Ma qualcosa si salva, sempre. I fagiolini e melanzane grigliate sono più che onesti, le insalate hanno un je ne sais quoi de plastique, ma non sono tanto peggio di quelle confezionate dei supermercati. Il cous cous è piacevole, le patate al forno buone. Tiriamo le prime somme: con dieci euro a testa, in un locale di qualità medio-bassa, chiudendo gli occhi sulla carne (ma chiusi proprio forte), con le verdure del buffet ci siamo saziati. Mangiare verdura in pausa pranzo, forse è scontato dirlo, è una buona scelta. Economica, leggera, e senza il rischio di brutte sorprese se non i filini di spinaci tra i denti. In alternativa il cous cous, che aveva meno litri di olio rispetto agli altri primi.Il giorno seguente battezziamo un bar del Quadrilatero di Bologna che espone in vetrina panini e foto di primi. Tentiamo la sorte (giochiamo ad harakiri con la sorte, più che altro) e ordiniamo una tagliatella e una lasagna.

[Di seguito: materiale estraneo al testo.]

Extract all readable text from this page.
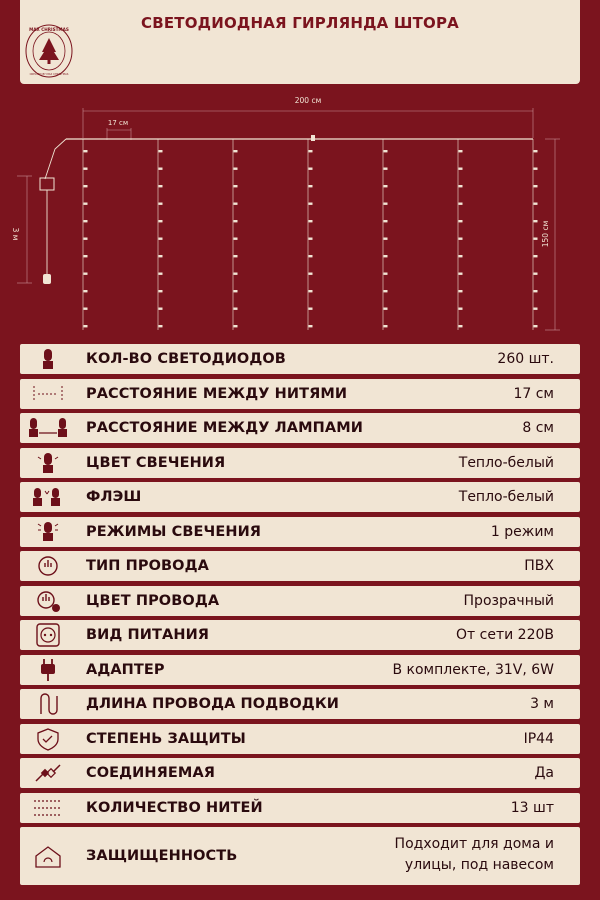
MAX CHRISTMAS
CREATED BY MAX CHRISTMAS
СВЕТОДИОДНАЯ ГИРЛЯНДА ШТОРА
200 см
17 см
3 м	150 см
КОЛ-ВО СВЕТОДИОДОВ	260 шт.
РАССТОЯНИЕ МЕЖДУ НИТЯМИ	17 см
РАССТОЯНИЕ МЕЖДУ ЛАМПАМИ	8 см
ЦВЕТ СВЕЧЕНИЯ	Тепло-белый
ФЛЭШ	Тепло-белый
РЕЖИМЫ СВЕЧЕНИЯ	1 режим
ТИП ПРОВОДА	ПВХ
ЦВЕТ ПРОВОДА	Прозрачный
ВИД ПИТАНИЯ	От сети 220В
АДАПТЕР	В комплекте, 31V, 6W
ДЛИНА ПРОВОДА ПОДВОДКИ	3 м
СТЕПЕНЬ ЗАЩИТЫ	IP44
СОЕДИНЯЕМАЯ	Да
КОЛИЧЕСТВО НИТЕЙ	13 шт
ЗАЩИЩЕННОСТЬ
Подходит для дома и
улицы, под навесом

Nel dubbio meglio un panino
Arrivano i piatti che abbiamo ordinato. Il cameriere si premura di farci sapere che la sfoglia non è tirata al momento. L’aspetto non è male: gratinata sopra, almeno cinque strati, la quantità della besciamella è giusta. Industriali sì, ma poteva andare peggio. Daniele invece mi parla delle sue tagliatelle come "udon al ragù, ed è quasi un complimento”. La morale di questa storia è che era meglio ordinare un panino. Qui il pranzo, due primi e due birre piccole, ci è costato ventiquattro euro di microonde e prodotti surgelati. Lo chef ribadisce il consiglio: panini. Evitando quelli con la maionese.